There is a naive \(O(Q^2)\) solution where to answer a query, you climb one of the parents corresponding to which one contains the index \(X_i\), then you shift the index accordingly, until you reach a terminal node.
How do we optimize this? We might think of binary lifting, but it’s hard to do this with two “parents” rather than one. It turns out to not be productive to think of the left-parent or the right-parent; instead, consider the parent with the shorter string to be the “light parent”, while the other to be the “heavy parent” (and use the edge weight to distinguish left and right, since the left-parent always has the edge weight of \(0\)).
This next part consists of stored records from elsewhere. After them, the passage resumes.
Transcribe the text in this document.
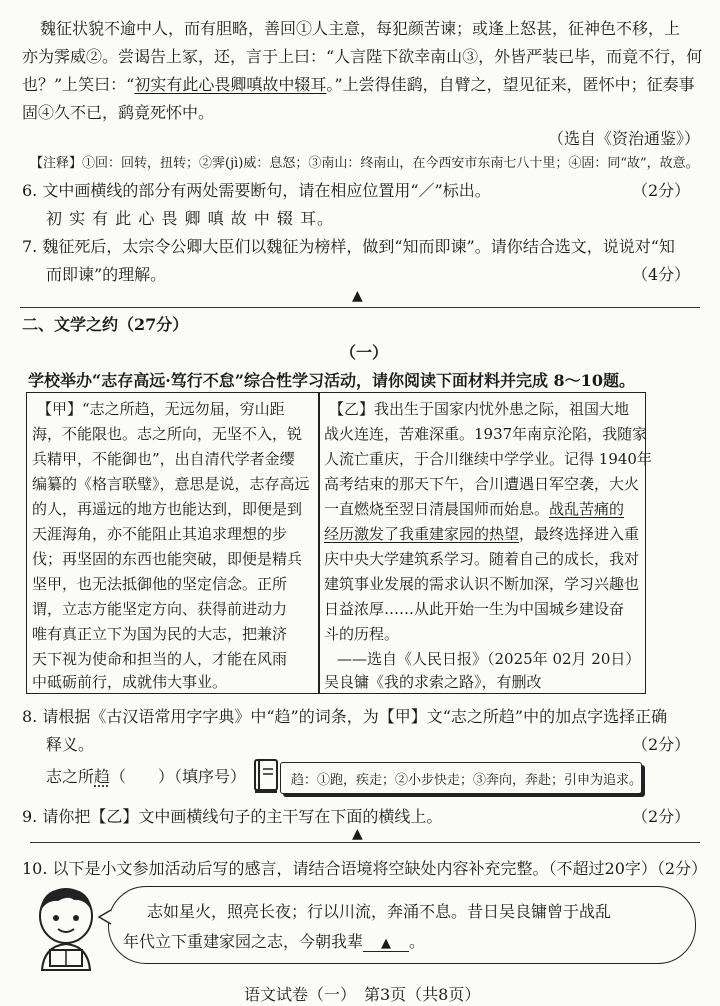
魏征状貌不逾中人，而有胆略，善回①人主意，每犯颜苦谏；或逢上怒甚，征神色不移，上
亦为霁威②。尝谒告上冢，还，言于上曰：“人言陛下欲幸南山③，外皆严装已毕，而竟不行，何
也？”上笑曰：“初实有此心畏卿嗔故中辍耳。”上尝得佳鹞，自臂之，望见征来，匿怀中；征奏事
固④久不已，鹞竟死怀中。
（选自《资治通鉴》）
【注释】①回：回转，扭转；②霁(jì)威：息怒；③南山：终南山，在今西安市东南七八十里；④固：同“故”，故意。
6. 文中画横线的部分有两处需要断句，请在相应位置用“／”标出。	（2分）
初 实 有 此 心 畏 卿 嗔 故 中 辍 耳。
7. 魏征死后，太宗令公卿大臣们以魏征为榜样，做到“知而即谏”。请你结合选文，说说对“知
而即谏”的理解。	（4分）
▲
二、文学之约（27分）
（一）
学校举办“志存高远·笃行不怠”综合性学习活动，请你阅读下面材料并完成 8～10题。
【甲】“志之所趋，无远勿届，穷山距
海，不能限也。志之所向，无坚不入，锐
兵精甲，不能御也”，出自清代学者金缨
编纂的《格言联璧》，意思是说，志存高远
的人，再遥远的地方也能达到，即便是到
天涯海角，亦不能阻止其追求理想的步
伐；再坚固的东西也能突破，即便是精兵
坚甲，也无法抵御他的坚定信念。正所
谓，立志方能坚定方向、获得前进动力
唯有真正立下为国为民的大志，把兼济
天下视为使命和担当的人，才能在风雨
中砥砺前行，成就伟大事业。
【乙】我出生于国家内忧外患之际，祖国大地
战火连连，苦难深重。1937年南京沦陷，我随家
人流亡重庆，于合川继续中学学业。记得 1940年
高考结束的那天下午，合川遭遇日军空袭，大火
一直燃烧至翌日清晨国师而始息。战乱苦痛的
经历激发了我重建家园的热望，最终选择进入重
庆中央大学建筑系学习。随着自己的成长，我对
建筑事业发展的需求认识不断加深，学习兴趣也
日益浓厚……从此开始一生为中国城乡建设奋
斗的历程。
——选自《人民日报》（2025年 02月 20日）
吴良镛《我的求索之路》，有删改
8. 请根据《古汉语常用字字典》中“趋”的词条，为【甲】文“志之所趋”中的加点字选择正确
释义。	（2分）
志之所趋（　　）（填序号）	趋：①跑，疾走；②小步快走；③奔向，奔赴；引申为追求。
9. 请你把【乙】文中画横线句子的主干写在下面的横线上。	（2分）
▲
10. 以下是小文参加活动后写的感言，请结合语境将空缺处内容补充完整。（不超过20字）（2分）
志如星火，照亮长夜；行以川流，奔涌不息。昔日吴良镛曾于战乱
年代立下重建家园之志，今朝我辈 ▲ 。
语文试卷（一）　第3页（共8页）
Therefore, if we travel through the edge to the light parent, the string must be at most half the previous length, otherwise we can use binary lifting to optimize climbing the chain of heavy parents. (Quick summary: for each node, store the result and weight-sum of climbing \(1, 2, 4, 8, ..., 2^x\) heavy edges. To binary lift, use the information of the weight sums and the string lengths to determine if the sought index is within that string)
There is one caveat, in that the string lengths could blow up exponentially. We will have to cap the “known string length” to some length \(M \ge \max_i X_i\) to prevent overflows, but this seems to break our reasoning as to light-parents and heavy-parents. To fix this, we define the heavy-parent to tie-break in favor of the left-parent, since that would be where we’d want to climb to if both parents have capped lengths. This ensures that the first time we traverse to a light-parent, the string length must then become \(< M\).
Thus, for each query, we may traverse up to \(O(\log M)\) light edges, and in between, binary lifting the chain of heavy edges could take up to \(O(\log Q)\) time each, therefore the problem is solved in \(O(Q \cdot \log M \cdot \log Q)\) time.